Foi muito difícil para mim ver as crianças, muito pequenas, a trabalhar. Também me meteu impressão, a princípio, nalguns casos, ver as crianças no chão e com o material no chão, a professora com o quadro em cima de dois blocos de cimento, algumas salas de aula em palhotas, porque as salas em alvenaria nunca chegam e a palhota é a solução mais fácil. Sentia isso como falta de condições. Mas acabei por perceber que mesmo numa palhota é possível ter uma boa escola. Por exemplo em Chaimite, com uma professora extraordinária e alunos muito participativos. Nós cá é que tempos condições excecionais. Enfim, foi uma experiência maravilhosa, tanto alunos como professores querem saber sempre mais. E as pessoas são muito acolhedoras.

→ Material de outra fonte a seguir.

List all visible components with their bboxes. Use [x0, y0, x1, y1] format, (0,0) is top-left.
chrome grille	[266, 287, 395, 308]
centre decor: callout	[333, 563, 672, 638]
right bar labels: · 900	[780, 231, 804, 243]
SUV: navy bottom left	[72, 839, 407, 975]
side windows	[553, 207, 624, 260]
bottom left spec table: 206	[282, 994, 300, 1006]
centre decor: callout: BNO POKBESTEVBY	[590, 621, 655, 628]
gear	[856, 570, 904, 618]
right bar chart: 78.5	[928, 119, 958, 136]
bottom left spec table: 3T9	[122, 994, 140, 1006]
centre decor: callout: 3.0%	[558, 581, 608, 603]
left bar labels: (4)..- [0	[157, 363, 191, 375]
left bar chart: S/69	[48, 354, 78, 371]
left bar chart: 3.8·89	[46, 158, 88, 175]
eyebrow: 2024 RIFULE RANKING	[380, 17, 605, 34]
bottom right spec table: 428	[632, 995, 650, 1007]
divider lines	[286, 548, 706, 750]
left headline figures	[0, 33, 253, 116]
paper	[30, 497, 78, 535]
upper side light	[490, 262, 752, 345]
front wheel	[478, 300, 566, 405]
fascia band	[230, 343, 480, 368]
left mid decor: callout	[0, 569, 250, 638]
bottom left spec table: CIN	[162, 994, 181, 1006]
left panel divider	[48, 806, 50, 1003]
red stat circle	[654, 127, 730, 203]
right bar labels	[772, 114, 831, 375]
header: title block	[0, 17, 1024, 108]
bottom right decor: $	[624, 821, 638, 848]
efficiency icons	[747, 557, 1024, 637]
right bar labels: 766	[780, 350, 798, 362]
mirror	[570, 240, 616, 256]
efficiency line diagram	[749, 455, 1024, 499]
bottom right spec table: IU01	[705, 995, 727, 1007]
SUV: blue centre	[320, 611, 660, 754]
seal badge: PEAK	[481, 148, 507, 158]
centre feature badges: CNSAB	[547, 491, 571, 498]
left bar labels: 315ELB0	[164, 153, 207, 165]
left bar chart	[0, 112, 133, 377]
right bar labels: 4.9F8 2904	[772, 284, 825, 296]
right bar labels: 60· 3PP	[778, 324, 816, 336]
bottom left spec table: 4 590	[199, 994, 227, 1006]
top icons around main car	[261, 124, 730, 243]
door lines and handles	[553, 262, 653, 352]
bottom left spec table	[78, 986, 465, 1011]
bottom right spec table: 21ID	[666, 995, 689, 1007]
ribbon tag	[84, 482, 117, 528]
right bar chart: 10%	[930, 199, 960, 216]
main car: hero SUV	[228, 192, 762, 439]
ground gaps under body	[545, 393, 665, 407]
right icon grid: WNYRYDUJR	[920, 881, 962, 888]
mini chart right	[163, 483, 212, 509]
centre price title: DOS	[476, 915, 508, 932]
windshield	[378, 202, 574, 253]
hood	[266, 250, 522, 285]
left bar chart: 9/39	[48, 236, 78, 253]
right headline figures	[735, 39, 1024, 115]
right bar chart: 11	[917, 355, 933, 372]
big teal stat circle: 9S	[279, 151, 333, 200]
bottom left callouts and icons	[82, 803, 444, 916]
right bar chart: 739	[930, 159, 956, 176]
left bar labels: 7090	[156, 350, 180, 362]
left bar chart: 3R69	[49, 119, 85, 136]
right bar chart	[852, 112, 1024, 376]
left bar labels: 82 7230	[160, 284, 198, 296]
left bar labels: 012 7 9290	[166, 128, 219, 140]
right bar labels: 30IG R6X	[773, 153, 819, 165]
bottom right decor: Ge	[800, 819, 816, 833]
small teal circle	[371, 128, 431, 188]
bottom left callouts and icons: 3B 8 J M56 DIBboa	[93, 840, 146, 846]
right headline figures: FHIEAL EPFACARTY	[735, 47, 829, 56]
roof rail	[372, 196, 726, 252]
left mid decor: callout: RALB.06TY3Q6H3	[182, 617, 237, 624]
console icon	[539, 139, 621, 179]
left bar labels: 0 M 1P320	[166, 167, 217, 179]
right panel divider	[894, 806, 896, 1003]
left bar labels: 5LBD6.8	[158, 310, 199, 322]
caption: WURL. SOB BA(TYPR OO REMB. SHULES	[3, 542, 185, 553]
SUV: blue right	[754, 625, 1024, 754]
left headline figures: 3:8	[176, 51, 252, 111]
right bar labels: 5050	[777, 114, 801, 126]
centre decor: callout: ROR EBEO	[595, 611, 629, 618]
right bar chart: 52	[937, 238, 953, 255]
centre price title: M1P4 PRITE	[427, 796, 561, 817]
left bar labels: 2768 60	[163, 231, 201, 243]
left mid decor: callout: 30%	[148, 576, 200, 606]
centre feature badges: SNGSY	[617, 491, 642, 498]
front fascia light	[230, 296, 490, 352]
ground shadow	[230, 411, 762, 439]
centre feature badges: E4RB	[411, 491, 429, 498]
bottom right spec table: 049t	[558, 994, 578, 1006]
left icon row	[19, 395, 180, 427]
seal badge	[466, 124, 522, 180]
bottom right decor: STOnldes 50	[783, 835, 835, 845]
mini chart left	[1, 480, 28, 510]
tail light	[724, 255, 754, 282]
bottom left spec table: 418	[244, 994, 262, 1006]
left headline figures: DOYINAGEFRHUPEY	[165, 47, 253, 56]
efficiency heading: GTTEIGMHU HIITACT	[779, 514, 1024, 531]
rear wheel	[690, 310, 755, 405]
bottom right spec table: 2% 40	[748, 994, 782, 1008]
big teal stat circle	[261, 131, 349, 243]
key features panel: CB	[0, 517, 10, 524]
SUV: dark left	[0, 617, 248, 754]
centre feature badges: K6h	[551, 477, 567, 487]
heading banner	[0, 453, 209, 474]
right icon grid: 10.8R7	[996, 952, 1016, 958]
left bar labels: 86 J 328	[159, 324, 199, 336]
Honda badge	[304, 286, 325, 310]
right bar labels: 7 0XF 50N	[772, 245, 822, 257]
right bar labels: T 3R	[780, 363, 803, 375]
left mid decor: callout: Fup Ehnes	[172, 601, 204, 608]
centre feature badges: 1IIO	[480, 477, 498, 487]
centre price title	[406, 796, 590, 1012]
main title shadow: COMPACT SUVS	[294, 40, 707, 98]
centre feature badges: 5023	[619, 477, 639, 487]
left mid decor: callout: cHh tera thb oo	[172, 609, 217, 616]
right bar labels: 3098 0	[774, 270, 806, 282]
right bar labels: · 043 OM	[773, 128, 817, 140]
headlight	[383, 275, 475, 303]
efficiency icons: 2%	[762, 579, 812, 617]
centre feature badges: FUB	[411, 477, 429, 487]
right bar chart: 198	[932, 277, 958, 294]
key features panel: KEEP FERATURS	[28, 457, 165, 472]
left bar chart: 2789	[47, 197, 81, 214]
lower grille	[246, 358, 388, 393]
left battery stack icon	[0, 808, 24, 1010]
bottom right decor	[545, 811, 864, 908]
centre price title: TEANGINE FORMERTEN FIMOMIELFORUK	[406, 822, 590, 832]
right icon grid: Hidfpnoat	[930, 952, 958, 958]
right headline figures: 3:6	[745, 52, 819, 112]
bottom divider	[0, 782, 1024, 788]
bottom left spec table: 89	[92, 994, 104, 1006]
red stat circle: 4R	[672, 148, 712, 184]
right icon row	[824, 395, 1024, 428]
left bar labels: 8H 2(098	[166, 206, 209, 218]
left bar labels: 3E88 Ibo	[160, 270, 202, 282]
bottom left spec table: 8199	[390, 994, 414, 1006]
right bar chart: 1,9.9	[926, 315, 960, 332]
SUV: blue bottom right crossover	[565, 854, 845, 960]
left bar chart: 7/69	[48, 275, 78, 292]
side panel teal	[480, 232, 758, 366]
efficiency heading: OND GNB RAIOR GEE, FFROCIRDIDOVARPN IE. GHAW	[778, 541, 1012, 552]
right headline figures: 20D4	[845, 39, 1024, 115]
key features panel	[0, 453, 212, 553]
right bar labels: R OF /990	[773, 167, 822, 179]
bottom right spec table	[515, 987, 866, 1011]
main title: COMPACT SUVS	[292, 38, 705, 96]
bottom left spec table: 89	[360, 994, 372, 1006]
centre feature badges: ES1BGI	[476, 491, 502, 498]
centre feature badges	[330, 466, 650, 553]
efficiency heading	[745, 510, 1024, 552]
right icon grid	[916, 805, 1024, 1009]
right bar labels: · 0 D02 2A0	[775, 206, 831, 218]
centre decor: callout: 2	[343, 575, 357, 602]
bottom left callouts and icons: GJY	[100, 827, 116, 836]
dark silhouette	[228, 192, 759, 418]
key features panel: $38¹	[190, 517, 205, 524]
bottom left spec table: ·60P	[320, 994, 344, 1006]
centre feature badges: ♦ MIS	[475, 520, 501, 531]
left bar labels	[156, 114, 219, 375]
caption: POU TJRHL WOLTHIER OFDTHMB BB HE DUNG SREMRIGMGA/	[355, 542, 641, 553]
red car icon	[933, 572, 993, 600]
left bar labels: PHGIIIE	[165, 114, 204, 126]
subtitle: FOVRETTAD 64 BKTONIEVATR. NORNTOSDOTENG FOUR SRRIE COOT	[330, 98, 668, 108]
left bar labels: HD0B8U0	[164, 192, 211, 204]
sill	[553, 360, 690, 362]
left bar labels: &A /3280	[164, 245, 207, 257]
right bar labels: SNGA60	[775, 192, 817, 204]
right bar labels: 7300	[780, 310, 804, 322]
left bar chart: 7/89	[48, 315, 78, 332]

Mas sinto que fiz tão pouco, num sítio onde é preciso fazer muito… E trago a ideia, que quero desenvolver, de ajudar a equipar os jardins-de-infância do Chimundo e da Boa Nova: têm boas instalações e pessoas muito empenhadas, mas têm uma grande falta de material didático.
Teve algum efeito sobre o modo como vê a nossa vida cá?
Que não precisamos de tanto para viver, de que se consegue viver com tão pouco. Às vezes parecia-me que não tinha nada para fazer o almoço, mas a D. Vitória fazia, por exemplo, com folhas de abóbora, leite de coco e caril, um manjar divinal, que eu jamais conseguiria fazer. Eles vivem com muito pouco. Nós achamos sempre que temos pouco, e temos tanto…
Voltava lá?
Voltava. Voltava mesmo. Para continuar o trabalho. Ficou um sabor a pouco. O próprio vereador, na avaliação, disse que gostava de dar continuidade ao projeto.
Ser Mais Valia
www.sermaisvalia.org
«A “Ser Mais Valia” é uma associação de voluntários, constituída por cidadãos com mais de 55 anos, que pretendem partilhar e rentabilizar [em Portugal ou nos PALOP’s] os seus conhecimentos, competências e experiências profissionais em projetos de cooperação e desenvolvimento, num exercício ativo de direitos e deveres de cidadania e de intervenção social.»
A “Ser Mais Valia” não presta serviço direto em África. Atua através de voluntários que vão “ser” uma “mais valia” para organizações que trabalham no terreno, respondendo aos pedidos que lhe chegam.
Foi fundada em fins de 2016, na sequência de um projeto promovido pela Fundação C. Gulbenkian.